E então todas as rosas vão aos céus, juntamente com outras mil almas, num golpe violento das asas de um grande homem que ele vê acima de uma grande montanha, até então escondida pela névoa. Ele é lançado com avidez aos céus, e se vê rodopiando como as pétalas, com a mesma leveza que elas, e a força daqueles ventos infernais é tão esmagadora que seus músculos se rompem, e ele urra de dor, mas seus gritos são abafados por aquela tempestade, que logo cessa, lançando-o ao chão com violência, fazendo dezenas de espinhos rasgarem com brutalmente a sua carne e seus ossos se partirem com o impacto. 

Mas, sequer teve a chance de se recompor e ele logo sente seus ossos se refazerem, sua carne ser costurada novamente, pondo-se de pé com dor e desespero, sem forças para gritar, a boca cheia de sangue. O homem torna a abrir as asas e mil almas atormentadas são lançadas novamente, trucidadas pelos seus pecados, tendo a carne rompida e lançada aos quatro ventos e os ossos triturados pela força daquele vendaval de pura ira e vingança cósmica que, agora ele o percebera, jamais terá fim. E ali ele se dá conta, finalmente, de que este é seu destino: fora condenado pelo juiz a ser torturado no vale dos ventos, sendo essa a paga devida pelos seus desvarios. 

É assim que me sinto: preso num vórtice infinito de desejo que esmagam todo o meu ser, cuja existência se explica apenas pela condenação eterna do pecado de desejar. 

Me sinto assim cada vez que penso nele, ao fechar os olhos e imaginar a sua pele negra, o seu perfume e seus braços ao meu redor, o seu sorriso. É assim que me sinto, condenado ao inferno, de modo que aquele bater de asas infernais me atinge a todo momento que sua imagem aparece em minha mente, queimando meu coração, fazendo tremer os meus músculos. 

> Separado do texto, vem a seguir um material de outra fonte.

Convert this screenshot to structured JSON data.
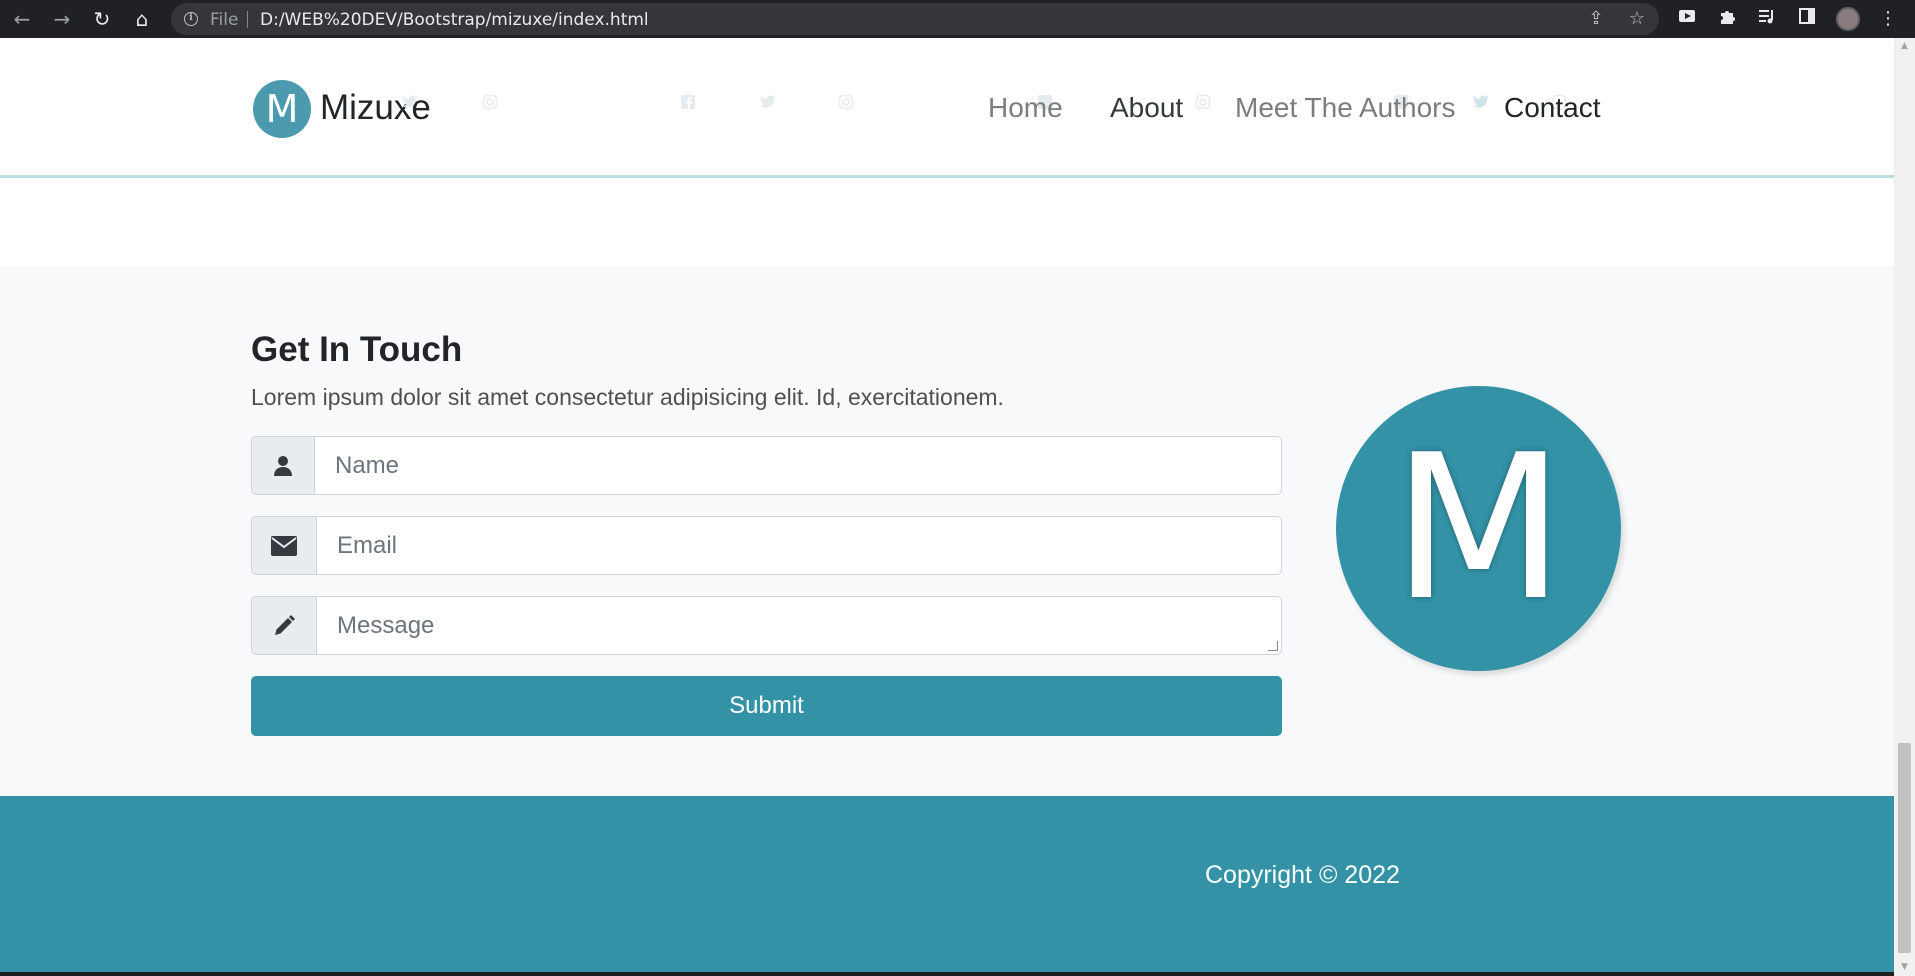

E o meu desejo se encontra dividido, também há outro que aparece nos meus sonhos mais alegres, nos meus devaneios mais coloridos, apenas para que perceber o contraste que é sonhar ser amado e viver num mundo cinza sem amor. E não me importo que sinta nojo de mim pelo desejo que tenho de ti, eu mais do que qualquer um tenho um nojo profundo e genuíno por esses meus desejos e não há um só dia que não pense em findar os horrores que habitam o meu coração com uma faca afiada encravada bem no meu peito. Ambos são os homens que amo, e ambos são aqueles que batem suas asas com violência para me maltratar numa tortura infindável, sem nunca me dar a clemente morte, sem nunca permitir o fim tão desejoso. 

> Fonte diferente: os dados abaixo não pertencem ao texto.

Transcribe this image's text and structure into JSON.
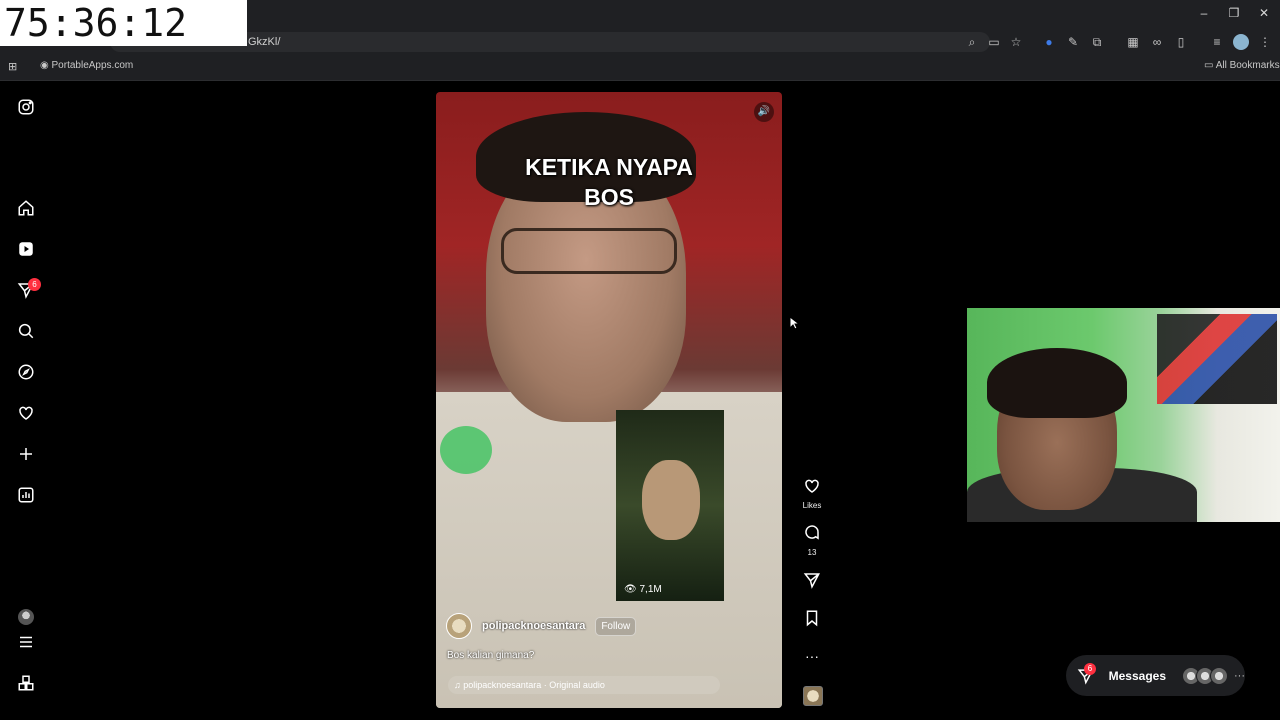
{
  "clock": {
    "time": "75:36:12"
  },
  "browser": {
    "url_fragment": "GkzKl/",
    "window_controls": {
      "minimize": "–",
      "restore": "❐",
      "close": "✕"
    },
    "bookmarks": {
      "portable_apps": "PortableApps.com",
      "all_bookmarks": "All Bookmarks"
    }
  },
  "sidebar": {
    "notifications_count": "6"
  },
  "reel": {
    "caption_line1": "KETIKA NYAPA",
    "caption_line2": "BOS",
    "username": "polipacknoesantara",
    "follow_label": "Follow",
    "description": "Bos kalian gimana?",
    "audio": "♫ polipacknoesantara · Original audio",
    "thumbnail_views": "👁 7,1M"
  },
  "actions": {
    "likes_label": "Likes",
    "comments_count": "13",
    "more_label": "···"
  },
  "messages": {
    "label": "Messages",
    "badge": "6",
    "more": "···"
  },
  "colors": {
    "badge_red": "#ff3040",
    "background": "#000000"
  }
}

Mesmo depois deste desterro, no que já há muito tornou-se um vale de lágrimas, com o perdão de Virgem Mãe por usar de seu hino em tão desprezível escrito de minha parte, o que sinto por eles eu preciso expressar, como ardente coração que quer dar-se sem cessar, que precisa demonstrar sua ternura. 

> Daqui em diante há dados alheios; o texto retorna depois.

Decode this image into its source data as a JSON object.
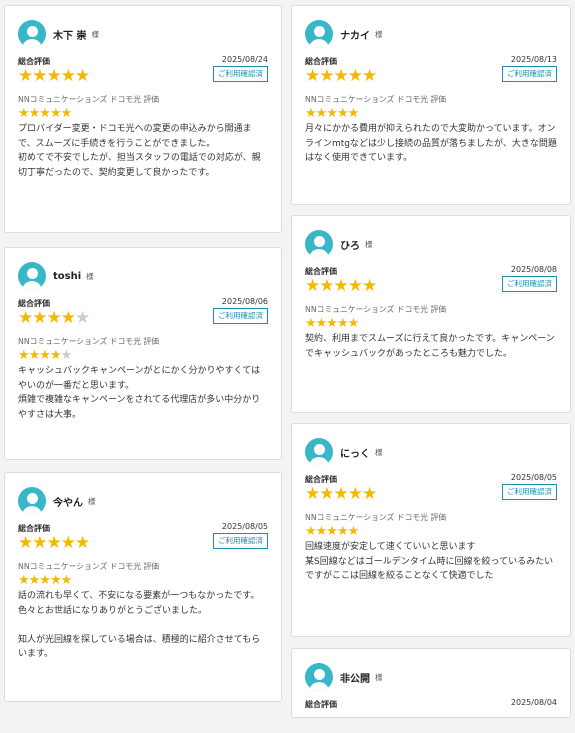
{
  "reviews": [
    {
      "name": "木下 崇",
      "suffix": "様",
      "overall_label": "総合評価",
      "date": "2025/08/24",
      "overall_rating": 5,
      "overall_stars": "★★★★★",
      "overall_stars_off": "",
      "badge": "ご利用確認済",
      "provider_label": "NNコミュニケーションズ ドコモ光 評価",
      "provider_rating": 5,
      "provider_stars": "★★★★★",
      "provider_stars_off": "",
      "comment": "プロバイダー変更・ドコモ光への変更の申込みから開通まで、スムーズに手続きを行うことができました。\n初めてで不安でしたが、担当スタッフの電話での対応が、親切丁寧だったので、契約変更して良かったです。"
    },
    {
      "name": "toshi",
      "suffix": "様",
      "overall_label": "総合評価",
      "date": "2025/08/06",
      "overall_rating": 4,
      "overall_stars": "★★★★",
      "overall_stars_off": "★",
      "badge": "ご利用確認済",
      "provider_label": "NNコミュニケーションズ ドコモ光 評価",
      "provider_rating": 4,
      "provider_stars": "★★★★",
      "provider_stars_off": "★",
      "comment": "キャッシュバックキャンペーンがとにかく分かりやすくてはやいのが一番だと思います。\n煩雑で複雑なキャンペーンをされてる代理店が多い中分かりやすさは大事。"
    },
    {
      "name": "今やん",
      "suffix": "様",
      "overall_label": "総合評価",
      "date": "2025/08/05",
      "overall_rating": 5,
      "overall_stars": "★★★★★",
      "overall_stars_off": "",
      "badge": "ご利用確認済",
      "provider_label": "NNコミュニケーションズ ドコモ光 評価",
      "provider_rating": 5,
      "provider_stars": "★★★★★",
      "provider_stars_off": "",
      "comment": "話の流れも早くて、不安になる要素が一つもなかったです。\n色々とお世話になりありがとうございました。\n\n知人が光回線を探している場合は、積極的に紹介させてもらいます。"
    },
    {
      "name": "ナカイ",
      "suffix": "様",
      "overall_label": "総合評価",
      "date": "2025/08/13",
      "overall_rating": 5,
      "overall_stars": "★★★★★",
      "overall_stars_off": "",
      "badge": "ご利用確認済",
      "provider_label": "NNコミュニケーションズ ドコモ光 評価",
      "provider_rating": 5,
      "provider_stars": "★★★★★",
      "provider_stars_off": "",
      "comment": "月々にかかる費用が抑えられたので大変助かっています。オンラインmtgなどは少し接続の品質が落ちましたが、大きな問題はなく使用できています。"
    },
    {
      "name": "ひろ",
      "suffix": "様",
      "overall_label": "総合評価",
      "date": "2025/08/08",
      "overall_rating": 5,
      "overall_stars": "★★★★★",
      "overall_stars_off": "",
      "badge": "ご利用確認済",
      "provider_label": "NNコミュニケーションズ ドコモ光 評価",
      "provider_rating": 5,
      "provider_stars": "★★★★★",
      "provider_stars_off": "",
      "comment": "契約、利用までスムーズに行えて良かったです。キャンペーンでキャッシュバックがあったところも魅力でした。"
    },
    {
      "name": "にっく",
      "suffix": "様",
      "overall_label": "総合評価",
      "date": "2025/08/05",
      "overall_rating": 5,
      "overall_stars": "★★★★★",
      "overall_stars_off": "",
      "badge": "ご利用確認済",
      "provider_label": "NNコミュニケーションズ ドコモ光 評価",
      "provider_rating": 5,
      "provider_stars": "★★★★★",
      "provider_stars_off": "",
      "comment": "回線速度が安定して速くていいと思います\n某S回線などはゴールデンタイム時に回線を絞っているみたいですがここは回線を絞ることなくて快適でした"
    },
    {
      "name": "非公開",
      "suffix": "様",
      "overall_label": "総合評価",
      "date": "2025/08/04"
    }
  ],
  "colors": {
    "avatar": "#37b7c8",
    "star_on": "#f3b800",
    "star_off": "#cccccc",
    "badge": "#1a8fb0"
  }
}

Quero dizer que te amo, que preciso de ti, comigo, aqui do meu lado, segurando a minha mão e deixando que apoie a minha cabeça em seu ombro, sentindo seu peito forte me protegendo dos ventos uivantes da perdição. Quero dizer que te amo, e te desejo desde o primeiro momento que acordo até aquele último pensamento enevoado antes de dormir. Quero dizer que te amo e que me dói saber que você não sente o mesmo por mim, que cada vez que o vejo com alguma garota é como se novamente fosse lançado ao céu, tendo meus ossos quebrados para serem reparados e quebrados novamente. E eu quero dizer que te amo, com tanta força que me pergunto se se trata realmente de amor ou obsessão, se talvez tenha sido dominado de tal modo pela luxúria que nada mais enxergue senão pelas lentes das chamas bruxuleantes das masmorras onde homens perversos satisfazem os seus fetiches mais sombrios, sorrindo com o mesmo riso metálico que o diabo dá ao ver um novo homem entrando em seus jardins. 

E eu não tenho mais conseguido me controlar, apenas uma pequena parcela do meu eu protesta sem, no entanto, nenhuma vitória. Tudo o que há em mim é desejo, desejo violento por você! Tudo o que eu penso é em cravar as minhas presas na sua carne, devorar você até os ossos e ouvir os seus gritos clamando por misericórdia, enquanto me delicio com cada gota refinada de seu prazer. 

Já não sou mais torturado por um demônio, acho que já me tornei, eu mesmo, um demônio!